I recall that that my first evening meal in Venice wasn’t a huge success.
It was several years ago and I made two errors. The first was leaving it too late to venture out into San Polo looking for somewhere to eat. It might be the tradition to eat later in the evening elsewhere in Italy, and indeed Europe, but do that in Venice and you’re likely to find most places are closed. Which we did.
The second mistake was even to look for a restaurant. To be fair, with two young daughters we weren’t geared up for squeezing into busy bars and eating at the counter, so that possibility never crossed our minds. A pity really because we ended up in a very average and over-lit café eating very average and over-priced pizza. We considered it a small sacrifice for the privilege of being in La Serenissima. We had at least had an excellent lunch at Osteria la Botte earlier in the day.

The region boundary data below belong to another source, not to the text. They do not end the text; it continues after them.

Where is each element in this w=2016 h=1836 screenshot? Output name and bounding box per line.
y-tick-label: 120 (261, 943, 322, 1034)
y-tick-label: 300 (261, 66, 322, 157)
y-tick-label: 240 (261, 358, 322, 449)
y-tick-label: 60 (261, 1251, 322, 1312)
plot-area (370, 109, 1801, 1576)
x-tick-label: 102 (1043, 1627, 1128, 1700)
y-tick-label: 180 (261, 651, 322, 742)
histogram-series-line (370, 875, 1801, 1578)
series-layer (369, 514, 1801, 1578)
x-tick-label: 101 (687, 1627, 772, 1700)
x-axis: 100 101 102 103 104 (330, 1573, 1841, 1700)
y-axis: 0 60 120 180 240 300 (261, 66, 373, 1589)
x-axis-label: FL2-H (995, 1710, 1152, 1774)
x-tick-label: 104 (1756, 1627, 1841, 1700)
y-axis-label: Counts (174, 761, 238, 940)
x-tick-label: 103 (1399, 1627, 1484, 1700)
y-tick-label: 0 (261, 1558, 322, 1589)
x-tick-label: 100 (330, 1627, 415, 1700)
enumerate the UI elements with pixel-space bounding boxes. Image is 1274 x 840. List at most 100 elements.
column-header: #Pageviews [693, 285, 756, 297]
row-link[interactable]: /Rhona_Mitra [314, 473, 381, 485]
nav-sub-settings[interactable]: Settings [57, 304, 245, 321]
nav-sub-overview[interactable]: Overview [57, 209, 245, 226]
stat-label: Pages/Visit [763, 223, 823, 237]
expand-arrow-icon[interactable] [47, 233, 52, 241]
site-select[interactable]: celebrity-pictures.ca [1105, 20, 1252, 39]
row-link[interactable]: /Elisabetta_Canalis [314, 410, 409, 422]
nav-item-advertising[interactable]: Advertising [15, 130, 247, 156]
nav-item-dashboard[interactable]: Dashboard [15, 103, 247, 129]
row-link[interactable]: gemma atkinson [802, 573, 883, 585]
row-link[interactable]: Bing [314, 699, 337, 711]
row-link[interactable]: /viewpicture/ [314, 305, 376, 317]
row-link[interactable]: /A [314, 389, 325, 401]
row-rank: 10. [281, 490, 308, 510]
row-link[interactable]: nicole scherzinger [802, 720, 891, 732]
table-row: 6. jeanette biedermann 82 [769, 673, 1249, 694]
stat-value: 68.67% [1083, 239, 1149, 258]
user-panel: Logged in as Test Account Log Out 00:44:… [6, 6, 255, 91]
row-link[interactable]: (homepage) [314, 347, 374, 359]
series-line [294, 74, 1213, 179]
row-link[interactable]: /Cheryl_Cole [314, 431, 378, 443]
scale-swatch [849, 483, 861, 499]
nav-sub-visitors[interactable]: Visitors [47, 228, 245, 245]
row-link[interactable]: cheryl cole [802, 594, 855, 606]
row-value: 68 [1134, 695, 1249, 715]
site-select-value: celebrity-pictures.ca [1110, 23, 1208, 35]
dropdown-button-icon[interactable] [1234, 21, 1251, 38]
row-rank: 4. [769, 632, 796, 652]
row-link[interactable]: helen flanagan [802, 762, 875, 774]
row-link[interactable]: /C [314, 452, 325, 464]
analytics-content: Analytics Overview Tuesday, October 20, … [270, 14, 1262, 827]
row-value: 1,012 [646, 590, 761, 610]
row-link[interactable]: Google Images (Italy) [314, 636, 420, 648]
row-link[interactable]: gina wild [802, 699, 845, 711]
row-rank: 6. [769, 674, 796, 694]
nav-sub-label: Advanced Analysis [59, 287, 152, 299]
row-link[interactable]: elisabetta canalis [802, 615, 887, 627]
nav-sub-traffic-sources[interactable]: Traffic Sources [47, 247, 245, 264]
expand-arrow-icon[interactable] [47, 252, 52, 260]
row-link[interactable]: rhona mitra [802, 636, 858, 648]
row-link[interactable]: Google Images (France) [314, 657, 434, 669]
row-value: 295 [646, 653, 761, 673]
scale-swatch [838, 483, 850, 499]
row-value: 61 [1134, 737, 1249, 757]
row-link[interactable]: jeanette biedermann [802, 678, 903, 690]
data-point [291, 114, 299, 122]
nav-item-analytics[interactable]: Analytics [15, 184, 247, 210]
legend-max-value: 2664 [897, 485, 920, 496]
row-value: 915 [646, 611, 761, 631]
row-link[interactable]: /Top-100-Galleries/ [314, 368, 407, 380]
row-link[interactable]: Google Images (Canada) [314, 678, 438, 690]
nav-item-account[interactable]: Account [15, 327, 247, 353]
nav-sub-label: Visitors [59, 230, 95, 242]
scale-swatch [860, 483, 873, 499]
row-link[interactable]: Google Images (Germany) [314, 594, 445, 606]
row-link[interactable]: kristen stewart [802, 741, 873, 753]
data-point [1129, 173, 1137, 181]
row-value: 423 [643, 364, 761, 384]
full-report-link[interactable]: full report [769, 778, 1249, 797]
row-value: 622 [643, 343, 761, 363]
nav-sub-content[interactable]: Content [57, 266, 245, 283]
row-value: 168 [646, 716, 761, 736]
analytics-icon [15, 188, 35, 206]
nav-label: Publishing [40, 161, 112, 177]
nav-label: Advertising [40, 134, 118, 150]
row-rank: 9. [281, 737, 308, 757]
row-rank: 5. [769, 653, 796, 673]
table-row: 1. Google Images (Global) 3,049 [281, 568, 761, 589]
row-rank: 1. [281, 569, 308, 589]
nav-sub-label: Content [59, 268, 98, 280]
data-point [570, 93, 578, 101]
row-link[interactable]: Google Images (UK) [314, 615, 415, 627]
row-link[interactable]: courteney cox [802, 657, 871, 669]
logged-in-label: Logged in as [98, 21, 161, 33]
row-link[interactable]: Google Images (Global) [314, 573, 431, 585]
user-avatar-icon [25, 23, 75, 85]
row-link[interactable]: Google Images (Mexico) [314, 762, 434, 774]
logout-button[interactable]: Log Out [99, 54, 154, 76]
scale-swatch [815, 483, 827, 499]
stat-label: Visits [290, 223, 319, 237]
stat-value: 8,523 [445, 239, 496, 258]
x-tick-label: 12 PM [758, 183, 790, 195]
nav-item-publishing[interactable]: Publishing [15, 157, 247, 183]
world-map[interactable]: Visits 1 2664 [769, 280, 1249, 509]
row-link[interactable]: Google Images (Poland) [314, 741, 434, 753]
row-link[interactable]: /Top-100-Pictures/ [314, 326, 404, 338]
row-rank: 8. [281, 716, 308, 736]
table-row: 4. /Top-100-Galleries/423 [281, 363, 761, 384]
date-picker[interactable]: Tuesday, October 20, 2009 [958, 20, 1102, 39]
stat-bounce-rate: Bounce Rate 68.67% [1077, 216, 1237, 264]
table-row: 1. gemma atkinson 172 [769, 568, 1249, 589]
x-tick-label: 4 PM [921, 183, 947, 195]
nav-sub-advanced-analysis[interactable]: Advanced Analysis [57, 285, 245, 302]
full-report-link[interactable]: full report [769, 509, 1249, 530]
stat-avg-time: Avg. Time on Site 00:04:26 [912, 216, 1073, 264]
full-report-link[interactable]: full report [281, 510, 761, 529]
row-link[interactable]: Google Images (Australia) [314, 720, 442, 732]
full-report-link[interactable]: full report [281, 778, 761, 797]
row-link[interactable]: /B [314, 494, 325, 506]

Now just rewind a bit to that line about busy bars and eating at the counter. That’s exactly what you should be thinking about if you truly want to experience Venetian cuisine. Bàcari are the small bars, often found in back streets, that sell cichetti, small snacks sold cheaply with a small glass of local red. With each bàcaro serving its own specialities, it’s the perfect excuse for a pub crawl accompanied by bacalà mantecato (creamed dried cod on crostini) polpette (pork rissoles) or deep fried mozzarella and anchovy sandwiches.
All’ Arco is just such a bar, its size indicated by having only a single table outside the door. But inside, if you’re lucky, they may be serving boiled beef sausage sandwiches with mustard.